The tedious way when you don't have any good tricks up your sleeve: let $f:x\mapsto \left(1-\frac{1}{2^x} \right)^x$.

Note that $f'(x)=\left(1-\frac{1}{2^x} \right)^x \left(\ln\left(1-\frac{1}{2^x} \right) + \ln 2 \dfrac{x2^{-x}}{1-2^{-x}}\right)$

Let $g:x\mapsto \ln\left(1-\frac{1}{2^x} \right) + \ln 2 \dfrac{x2^{-x}}{1-2^{-x}}$.
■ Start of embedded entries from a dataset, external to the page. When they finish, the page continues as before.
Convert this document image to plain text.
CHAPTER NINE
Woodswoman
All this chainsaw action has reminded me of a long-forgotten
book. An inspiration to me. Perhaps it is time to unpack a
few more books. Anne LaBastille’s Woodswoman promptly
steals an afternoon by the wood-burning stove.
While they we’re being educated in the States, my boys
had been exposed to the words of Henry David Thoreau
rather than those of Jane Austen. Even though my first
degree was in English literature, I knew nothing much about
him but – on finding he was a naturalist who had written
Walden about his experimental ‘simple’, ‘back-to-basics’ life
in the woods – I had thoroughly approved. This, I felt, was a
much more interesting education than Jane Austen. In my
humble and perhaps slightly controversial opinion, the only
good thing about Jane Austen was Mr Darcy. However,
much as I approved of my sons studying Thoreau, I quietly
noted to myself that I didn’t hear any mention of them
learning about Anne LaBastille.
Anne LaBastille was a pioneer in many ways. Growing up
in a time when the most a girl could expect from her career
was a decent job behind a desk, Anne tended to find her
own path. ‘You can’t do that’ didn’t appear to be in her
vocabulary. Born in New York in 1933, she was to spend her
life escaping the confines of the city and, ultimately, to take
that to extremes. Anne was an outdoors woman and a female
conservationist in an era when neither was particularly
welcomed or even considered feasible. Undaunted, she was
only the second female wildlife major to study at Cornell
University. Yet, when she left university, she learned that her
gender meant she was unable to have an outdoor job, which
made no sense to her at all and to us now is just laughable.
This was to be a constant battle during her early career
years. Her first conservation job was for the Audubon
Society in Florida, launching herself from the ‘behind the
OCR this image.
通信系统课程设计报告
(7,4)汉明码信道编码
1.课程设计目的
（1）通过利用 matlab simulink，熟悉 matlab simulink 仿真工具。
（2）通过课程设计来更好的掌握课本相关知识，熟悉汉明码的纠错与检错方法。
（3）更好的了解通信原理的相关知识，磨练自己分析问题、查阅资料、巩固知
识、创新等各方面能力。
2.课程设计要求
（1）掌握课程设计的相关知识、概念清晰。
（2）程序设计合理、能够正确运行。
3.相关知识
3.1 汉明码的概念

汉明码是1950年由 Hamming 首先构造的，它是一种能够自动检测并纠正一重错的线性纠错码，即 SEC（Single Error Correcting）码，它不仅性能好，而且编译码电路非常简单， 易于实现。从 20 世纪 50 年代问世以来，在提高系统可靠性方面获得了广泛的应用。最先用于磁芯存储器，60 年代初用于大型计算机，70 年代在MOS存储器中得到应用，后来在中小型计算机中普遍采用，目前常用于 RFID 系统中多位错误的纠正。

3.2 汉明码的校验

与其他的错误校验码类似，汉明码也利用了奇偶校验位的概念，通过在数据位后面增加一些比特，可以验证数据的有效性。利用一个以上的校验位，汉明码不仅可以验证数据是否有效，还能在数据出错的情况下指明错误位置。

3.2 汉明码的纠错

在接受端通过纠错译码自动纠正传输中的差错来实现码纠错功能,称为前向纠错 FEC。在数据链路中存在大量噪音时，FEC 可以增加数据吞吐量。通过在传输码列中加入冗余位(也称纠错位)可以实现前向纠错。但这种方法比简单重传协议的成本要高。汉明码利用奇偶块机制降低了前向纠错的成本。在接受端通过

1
Note that $g'(x)=-\dfrac{\ln (2) }{\left(2^x-1\right)^2}\left(2^x x \ln (2)-2 \left(2^x-1\right)\right)$

Let $h:x\mapsto 2^x x \ln (2)-2 \left(2^x-1\right)$

Note that $h'(x)=2^x \ln (2) (x \ln (2)-1)$ which is $\geq 0$ iff $x\geq \frac{1}{\ln 2}$. So $h$ decreases over $[1,\frac{1}{\ln 2}]$ and increases over $[\frac{1}{\ln 2},\infty)$. Note that $h(1)<0$, so there is some $\alpha$ such that $h(x)\geq 0 \iff x\geq \alpha$. Therefore, $g'(x)\geq 0 \iff x\in [1,\alpha]$. So $g$ increases over $[1,\alpha]$ and decreases over $[\alpha,\infty)$. Note that $g(1)=0$ and $\lim_{x\to \infty} g(x)=0$, so $g(x)\geq 0$ whenever $x\geq 1$.

That implies $f'(x)\geq 0$ whenever $x\geq 1$, so $f$ increases, and so does the sequence $\left(1-\dfrac{1}{2^n}\right)^n$.